What do third parties--I refer to those in London, not to those in the House--think of the position? The London chamber of commerce and industry said that the Government have a "can't do mentality". That is very new Labour. It says that 70 per cent. of businesses would oppose road user charges and workplace parking levies if revenues were not fully invested in improving public transport.

London First, to which the hon. Member for Carshalton and Wallington (Mr. Brake) referred, had a powerful influence on the previous election result in London through its canvassing on the London underground during the campaign, so it is no particular friend of the official Opposition. It has identified 20 transport actions that need to be taken before the setting up of the Greater London authority and 10 new powers that must be given to the authority. When the Minister for Transport in London winds up the debate, it will be interesting to hear how many of those proposals the Government are prepared to accept.

London First also reported that 51 per cent. of respondents in its business survey said that the underground was the most important transport issue for the Greater London authority, against 38 per cent. who said that road congestion was most important.

What about the Government's response, as demonstrated this evening? The reference to the £1.2 billion deficit on infrastructure, which I acknowledge--the figure is agreed throughout the Chamber--gave no credit to the fact that it is much less than half the deficit that the previous Government inherited from the Greater London council. The Minister of Transport claims that the Government have made a start, but he should also acknowledge the progress made by the previous Government, which has been recognised in my constructive conversations with London Transport management.

I am delighted to see the Minister return to the Chamber. I apologise for having referred to him in his absence. He did not refer to the fact that London underground fares are heading in the opposite direction to privatised rail fares. He made no reference to the article by Simon Jenkins, which my hon. Friend the Member for Croydon, South (Mr. Ottaway) quoted, or the astronomical charges that the Treasury is thought to be insisting that bidders should pay for access to the network. We were not told how far the absence of a survey for the infrastructure of the underground may be adding to the risks with which bidders are having to cope. The Opposition and those bidders have no idea what uncompetitive work practices the RMT may insist on.

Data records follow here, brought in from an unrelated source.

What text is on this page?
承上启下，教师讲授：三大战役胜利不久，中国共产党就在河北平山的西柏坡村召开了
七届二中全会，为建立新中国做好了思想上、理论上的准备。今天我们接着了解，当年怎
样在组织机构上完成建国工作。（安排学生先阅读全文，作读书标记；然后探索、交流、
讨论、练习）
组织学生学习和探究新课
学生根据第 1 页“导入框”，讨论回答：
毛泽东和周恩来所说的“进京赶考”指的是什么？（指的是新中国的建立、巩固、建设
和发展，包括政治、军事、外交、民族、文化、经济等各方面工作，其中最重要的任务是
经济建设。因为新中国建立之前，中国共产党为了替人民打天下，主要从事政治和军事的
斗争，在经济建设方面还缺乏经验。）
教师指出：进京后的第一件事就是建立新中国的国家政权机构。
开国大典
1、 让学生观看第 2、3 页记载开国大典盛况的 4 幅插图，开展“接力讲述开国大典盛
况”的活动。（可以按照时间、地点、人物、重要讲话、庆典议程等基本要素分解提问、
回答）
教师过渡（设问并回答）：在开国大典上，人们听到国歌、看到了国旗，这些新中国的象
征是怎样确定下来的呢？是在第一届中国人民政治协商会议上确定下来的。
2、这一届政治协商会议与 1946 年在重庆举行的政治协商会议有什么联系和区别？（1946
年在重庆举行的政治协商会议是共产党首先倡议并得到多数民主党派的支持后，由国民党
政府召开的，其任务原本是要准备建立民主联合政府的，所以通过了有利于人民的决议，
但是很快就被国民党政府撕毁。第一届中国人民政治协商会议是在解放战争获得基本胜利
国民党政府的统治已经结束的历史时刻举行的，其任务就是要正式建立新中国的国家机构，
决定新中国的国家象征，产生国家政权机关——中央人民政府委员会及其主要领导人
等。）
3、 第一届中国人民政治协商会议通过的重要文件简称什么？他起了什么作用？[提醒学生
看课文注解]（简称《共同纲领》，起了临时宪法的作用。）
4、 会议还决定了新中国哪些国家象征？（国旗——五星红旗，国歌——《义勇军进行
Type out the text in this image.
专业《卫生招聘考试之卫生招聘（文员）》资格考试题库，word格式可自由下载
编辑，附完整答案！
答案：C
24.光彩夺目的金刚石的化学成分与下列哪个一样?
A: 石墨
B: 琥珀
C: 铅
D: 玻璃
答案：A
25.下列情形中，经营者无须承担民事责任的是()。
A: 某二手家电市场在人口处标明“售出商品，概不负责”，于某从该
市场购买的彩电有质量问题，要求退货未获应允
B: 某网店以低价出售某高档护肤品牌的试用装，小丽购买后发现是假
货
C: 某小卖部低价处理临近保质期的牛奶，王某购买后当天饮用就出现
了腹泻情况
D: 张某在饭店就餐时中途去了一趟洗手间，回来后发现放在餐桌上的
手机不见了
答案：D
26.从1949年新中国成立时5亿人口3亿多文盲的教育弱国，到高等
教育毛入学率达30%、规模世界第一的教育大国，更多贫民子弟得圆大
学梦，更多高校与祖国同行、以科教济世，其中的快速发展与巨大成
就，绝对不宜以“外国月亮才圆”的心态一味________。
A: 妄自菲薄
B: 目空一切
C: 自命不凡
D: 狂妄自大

Campbells may be coming--I treat the Minister with good will--but the terrain over which they are advancing remains unpromising. Londoners using the system need, above all, long-term stable policies. It is the task of the official Opposition to continue to man the ramparts of Lucknow. If that means a fourth debate, a fifth debate and a sixth debate, so be it. We shall know that relief is on the way when at last we have a debate in Government time.